# NLO question (second hyperpolarizability tensor)

1. Jun 22, 2007

### pascal

I'm working on a calculation of the second hyperpolarizability "\beta" of a compound with D(3) symmetry, and I am trying to figure out how the tensor \beta transforms under a coordinate rotation about the z axis (the three-fold symmetry axis). I know that if we have two bases x and x' with a linear transformation tensor T such that x' = xT, that the "ordinary" polarizability tensors "\alpha" and "\alpha^{\prime}" in the two coordinate systems are related by \alpha^{\prime} = T^{-1} \alpha T, but I'm not sure what the transformation rule is for a rank-3 tensor when the coordinate system is rotated. Thanks for your help.

2. Jul 16, 2007

### olgranpappy

ah, yes. there are three indices on $$\beta$$ so you can't treat it as a matrix which transforms by being sandwiched between two other matrices. We have to generalize a bit. Consider the transformation you do know:
$$\alpha'=T^{-1}\alpha T$$

Now, the inverse of T is the same as the transpose so I can rewrite this using indices as
$$\alpha'_{ij}=\sum_{mn}T^{-1}_{im}\alpha_{mn}T_{nj}=\sum_{mn}\alpha_{mn}T_{mi}T_{nj}$$

So, apparently the correct transformation for a quantity with three indices is
$$\beta'_{ijk}=\sum_{mnp}\beta_{mnp}T_{mi}T_{nj}T_{pk}$$

this is easily generalized to high numbers of indices, or lower, e.g. you could reporduce the transformation of a vector.

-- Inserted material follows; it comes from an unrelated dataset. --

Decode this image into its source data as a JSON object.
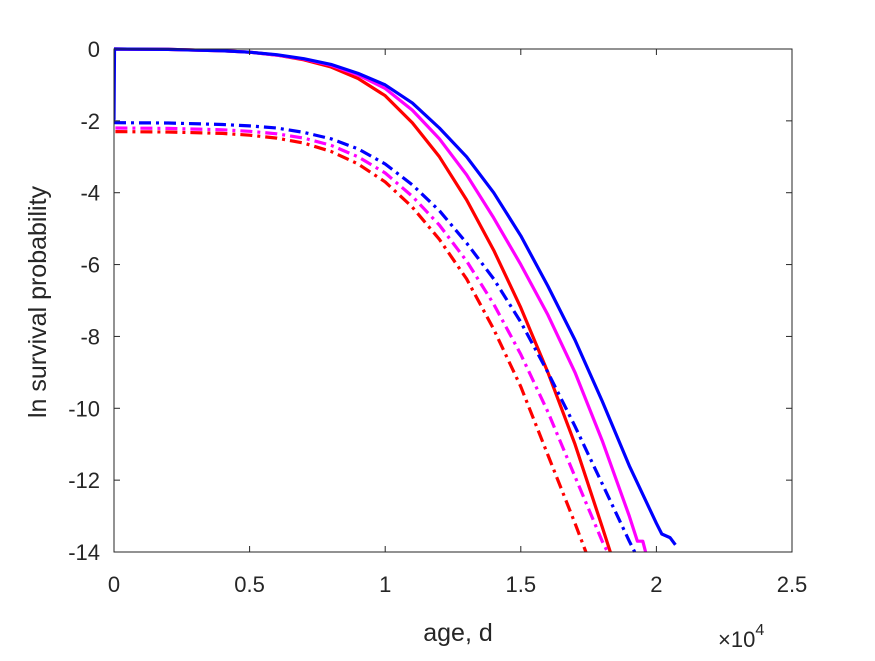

Cheers.

3. Jul 16, 2007

### pascal

Thanks, Adam. That does make sense. The only question I have now is which of the indices are contravariant, and which are covariant? I've looked through MANY NLO books and cannot find any resource that addresses this question.

4. Jul 16, 2007

### olgranpappy

No probelm.

Yes, you need to know whether they are contra- or co-variant.

Can you write down the equation for me so that I can see how it should go? I.e., is it something like:
$$P_i=\alpha_{ij}E_j+\beta_{ijk}E_jE_k\;?$$
Because you can figure out how the indices transform since you know that E and P are vectors.